On December 28, 2021, Akinjo scored a career-high 27 points and had nine assists in a 104–68 win against Northwestern State. He missed a game against West Virginia on January 18, 2022, due to an injured tailbone. Akinjo was named to the First Team All-Big 12.

==Professional career==
===Westchester Knicks (2022–2023)===
After going undrafted in the 2022 NBA draft, Akinjo was signed by the Atlanta Hawks for the 2022 NBA Summer League. On October 14, 2022, Akinjo signed with the New York Knicks, but was waived the next day. On October 23, he joined the Westchester Knicks training camp roster.

===Stockton Kings (2023–2024)===
On September 14, 2023, Akinjo's rights were traded to the Stockton Kings and on September 29, he signed with the Sacramento Kings. However, he was waived the same day. On November 9, he was named to the opening night roster for Stockton Kings.

===Wisconsin Herd (2024–2025)===
On February 6, 2024, Akinjo was traded to the Wisconsin Herd. On August 27, 2024, Akinjo signed with the Milwaukee Bucks, but was waived on October 21. On October 28, he re-joined the Herd.
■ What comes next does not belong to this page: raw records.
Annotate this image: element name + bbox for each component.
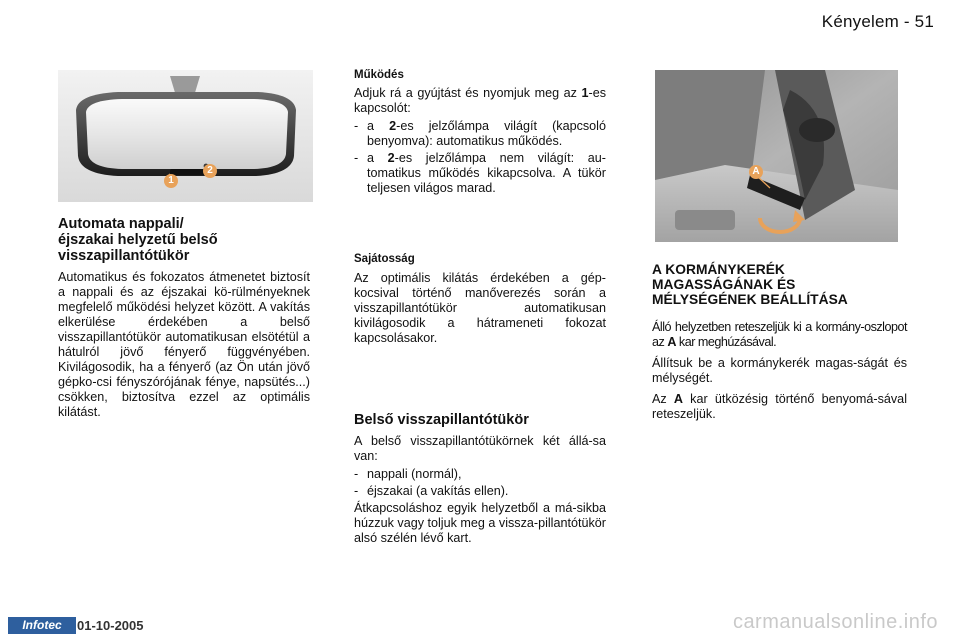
steering-adjust-photo xyxy=(655,70,898,242)
sajatossag-body: Az optimális kilátás érdekében a gép-kocsival történő manőverezés során a visszapillantótükör automatikusan kivilágosodik a hátrameneti fokozat kapcsolásakor. xyxy=(354,271,606,345)
page-header: Kényelem - 51 xyxy=(821,12,934,31)
callout-1: 1 xyxy=(164,174,178,188)
belso-body: Átkapcsoláshoz egyik helyzetből a má-sikba húzzuk vagy toljuk meg a vissza-pillantótükör alsó szélén lévő kart. xyxy=(354,501,606,545)
mukodes-item: - a 2-es jelzőlámpa világít (kapcsoló benyomva): automatikus működés. xyxy=(354,119,606,148)
mirror-heading: Automata nappali/ éjszakai helyzetű belső visszapillantótükör xyxy=(58,216,218,264)
mukodes-intro: Adjuk rá a gyújtást és nyomjuk meg az 1-es kapcsolót: xyxy=(354,86,606,115)
steering-p2: Állítsuk be a kormánykerék magas-ságát és mélységét. xyxy=(652,356,907,385)
mirror-description: Automatikus és fokozatos átmenetet biztosít a nappali és az éjszakai kö-rülményeknek megfelelő működési helyzet között. A vakítás elkerülése érdekében a belső visszapillantótükör automatikusan elsötétül a hátulról jövő fényerő függvényében. Kivilágosodik, ha a fényerő (az Ön után jövő gépko-csi fényszórójának fénye, napsütés...) csökken, biztosítva ezzel az optimális kilátást. xyxy=(58,270,310,419)
steering-heading: A KORMÁNYKERÉK MAGASSÁGÁNAK ÉS MÉLYSÉGÉNEK BEÁLLÍTÁSA xyxy=(652,262,848,307)
belso-item: - éjszakai (a vakítás ellen). xyxy=(354,484,509,498)
steering-p3: Az A kar ütközésig történő benyomá-sával reteszeljük. xyxy=(652,392,907,421)
callout-2: 2 xyxy=(203,164,217,178)
footer-date: 01-10-2005 xyxy=(77,618,144,633)
mukodes-item: - a 2-es jelzőlámpa nem világít: au-tomatikus működés kikapcsolva. A tükör teljesen világos marad. xyxy=(354,151,606,195)
steering-p1: Álló helyzetben reteszeljük ki a kormány-oszlopot az A kar meghúzásával. xyxy=(652,320,907,349)
belso-item: - nappali (normál), xyxy=(354,467,462,481)
callout-a: A xyxy=(749,165,763,179)
infotec-logo: Infotec xyxy=(8,617,76,634)
watermark: carmanualsonline.info xyxy=(732,611,938,633)
belso-intro: A belső visszapillantótükörnek két állá-sa van: xyxy=(354,434,606,463)
column-right xyxy=(652,262,907,428)
belso-title: Belső visszapillantótükör xyxy=(354,412,529,428)
column-left xyxy=(58,216,310,426)
rearview-mirror-photo xyxy=(58,70,313,202)
mukodes-title: Működés xyxy=(354,69,404,81)
column-middle xyxy=(354,68,606,552)
sajatossag-title: Sajátosság xyxy=(354,253,415,265)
On August 26, 2025, Akinjo was traded to the Grand Rapids Gold in exchange for the returning player rights to Will Richardson and a 2026 first-round pick.

On October 14, 2025, Akinjo was signed by the Denver Nuggets to an Exhibit 10 contract. On October 16, he was waived.

On July 21, 2026, Akinjo signed with MoraBanc Andorra of the Liga ACB.

==Career statistics==

===College===

| Year | Team | GP | GS | MPG | FG% | 3P% | FT% | RPG | APG | SPG | BPG | PPG |
|---|---|---|---|---|---|---|---|---|---|---|---|---|
| 2018–19 | Georgetown | 33 | 32 | 31.6 | .365 | .391 | .812 | 2.9 | 5.2 | 1.1 | .0 | 13.4 |
| 2019–20 | Georgetown | 7 | 7 | 30.7 | .337 | .242 | .813 | 3.0 | 4.4 | 2.0 | .0 | 13.4 |
| 2020–21 | Arizona | 26 | 26 | 34.9 | .379 | .408 | .819 | 2.3 | 5.4 | 1.4 | .0 | 15.6 |
| 2021–22 | Baylor | 32 | 32 | 33.1 | .383 | .295 | .835 | 2.8 | 5.8 | 2.0 | .0 | 13.5 |
| Career |  | 98 | 97 | 32.9 | .373 | .354 | .820 | 2.7 | 5.4 | 1.6 | .0 | 14.0 |

==Personal life==
Akinjo's father played basketball for McClymonds High School in Oakland, California in the late 1990s.